There are lots of different kinds of chips, some healthier than others. Earlier this year, Mayo Clinic announced that they would be using Cerebras chips for their LLMs. Cerebras Systems has raised over $700M and was valued at $4.3B in 2021, and they compete with Nvidia in some cases (for context, Nvidia’s market cap is over $2T). Nvidia is partnering with GE Healthcare to bring AI to imaging devices. They are also working with J&J to innovate operating rooms. Medtech companies also rely on chips to manufacture their products, and struggle when supply chain issues worsen.

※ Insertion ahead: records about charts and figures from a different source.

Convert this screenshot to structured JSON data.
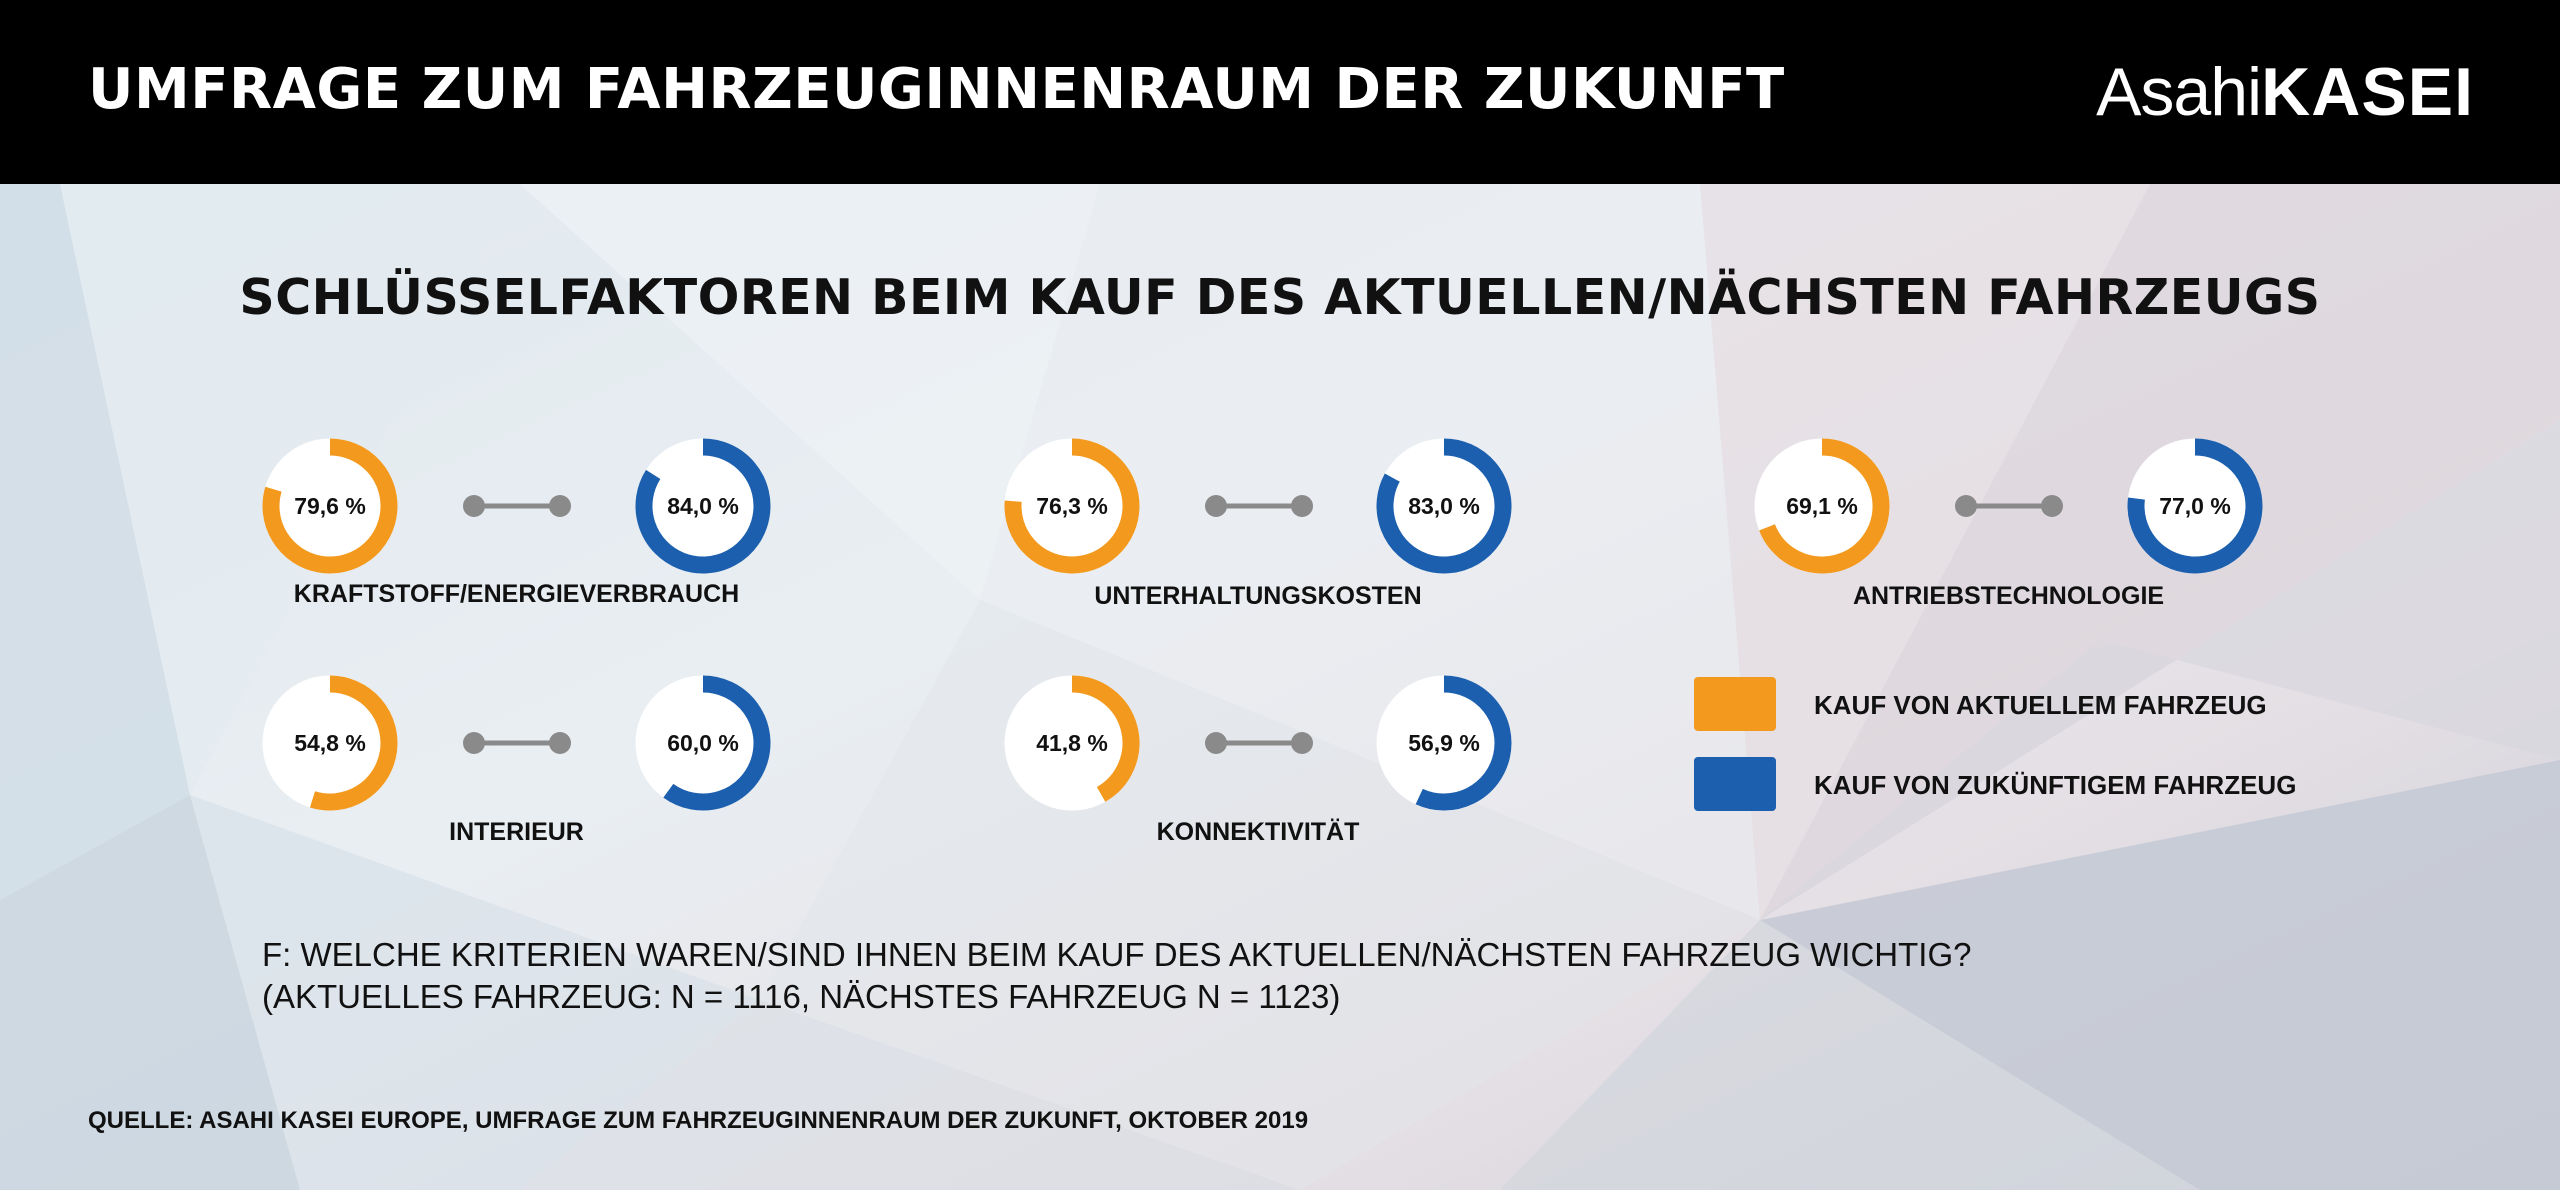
{
  "header": {
    "title": "UMFRAGE ZUM FAHRZEUGINNENRAUM DER ZUKUNFT",
    "logo_part1": "Asahi",
    "logo_part2": "KASEI"
  },
  "subtitle": "SCHLÜSSELFAKTOREN BEIM KAUF DES AKTUELLEN/NÄCHSTEN FAHRZEUGS",
  "legend": {
    "current": {
      "label": "KAUF VON AKTUELLEM FAHRZEUG",
      "color": "#F39A1E"
    },
    "future": {
      "label": "KAUF VON ZUKÜNFTIGEM FAHRZEUG",
      "color": "#1B5FAE"
    }
  },
  "question": {
    "line1": "F: WELCHE KRITERIEN WAREN/SIND IHNEN BEIM KAUF DES AKTUELLEN/NÄCHSTEN FAHRZEUG WICHTIG?",
    "line2": "(AKTUELLES FAHRZEUG: N = 1116, NÄCHSTES FAHRZEUG N = 1123)"
  },
  "source": "QUELLE: ASAHI KASEI EUROPE, UMFRAGE ZUM FAHRZEUGINNENRAUM DER ZUKUNFT, OKTOBER 2019",
  "chart_data": {
    "type": "donut",
    "title": "SCHLÜSSELFAKTOREN BEIM KAUF DES AKTUELLEN/NÄCHSTEN FAHRZEUGS",
    "unit": "%",
    "series": [
      {
        "name": "KAUF VON AKTUELLEM FAHRZEUG",
        "color": "#F39A1E"
      },
      {
        "name": "KAUF VON ZUKÜNFTIGEM FAHRZEUG",
        "color": "#1B5FAE"
      }
    ],
    "items": [
      {
        "category": "KRAFTSTOFF/ENERGIEVERBRAUCH",
        "current": 79.6,
        "future": 84.0,
        "current_label": "79,6 %",
        "future_label": "84,0 %"
      },
      {
        "category": "UNTERHALTUNGSKOSTEN",
        "current": 76.3,
        "future": 83.0,
        "current_label": "76,3 %",
        "future_label": "83,0 %"
      },
      {
        "category": "ANTRIEBSTECHNOLOGIE",
        "current": 69.1,
        "future": 77.0,
        "current_label": "69,1 %",
        "future_label": "77,0 %"
      },
      {
        "category": "INTERIEUR",
        "current": 54.8,
        "future": 60.0,
        "current_label": "54,8 %",
        "future_label": "60,0 %"
      },
      {
        "category": "KONNEKTIVITÄT",
        "current": 41.8,
        "future": 56.9,
        "current_label": "41,8 %",
        "future_label": "56,9 %"
      }
    ]
  }
}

The surge in quantum computing holds potential across industries, very much including healthcare. Everyone wants a slice of the quantum chip pie (à la mode), and health systems are no different. Recently, IBM and Cleveland Clinic unveiled an exciting 10-year partnership centered around enabling healthcare research via quantum computing. The teams are working together using an IBM Quantum System One computer at Cleveland Clinic’s main campus. Some of the projects the partnership will seek to address include optimizing drugs targeted to specific proteins, quantum-enhanced prediction models for cardiovascular risk, and AI-enabled genome sequencing analyses to help patients with Alzheimer’s. Since the announcement of their Discovery Accelerator partnership, IBM and Cleveland Clinic have also started a collaboration with the Hartree Centre in the UK to apply quantum computing to large-scale dataset analysis in order to better understand molecular features in the body that may reveal likely surgical responses in patients with epilepsy.
It's clear that healthcare companies are craving chips just like the rest of us, for good reason. As applications for AI continue to expand across healthcare and other industries, we expect demand for chips of all kinds to grow.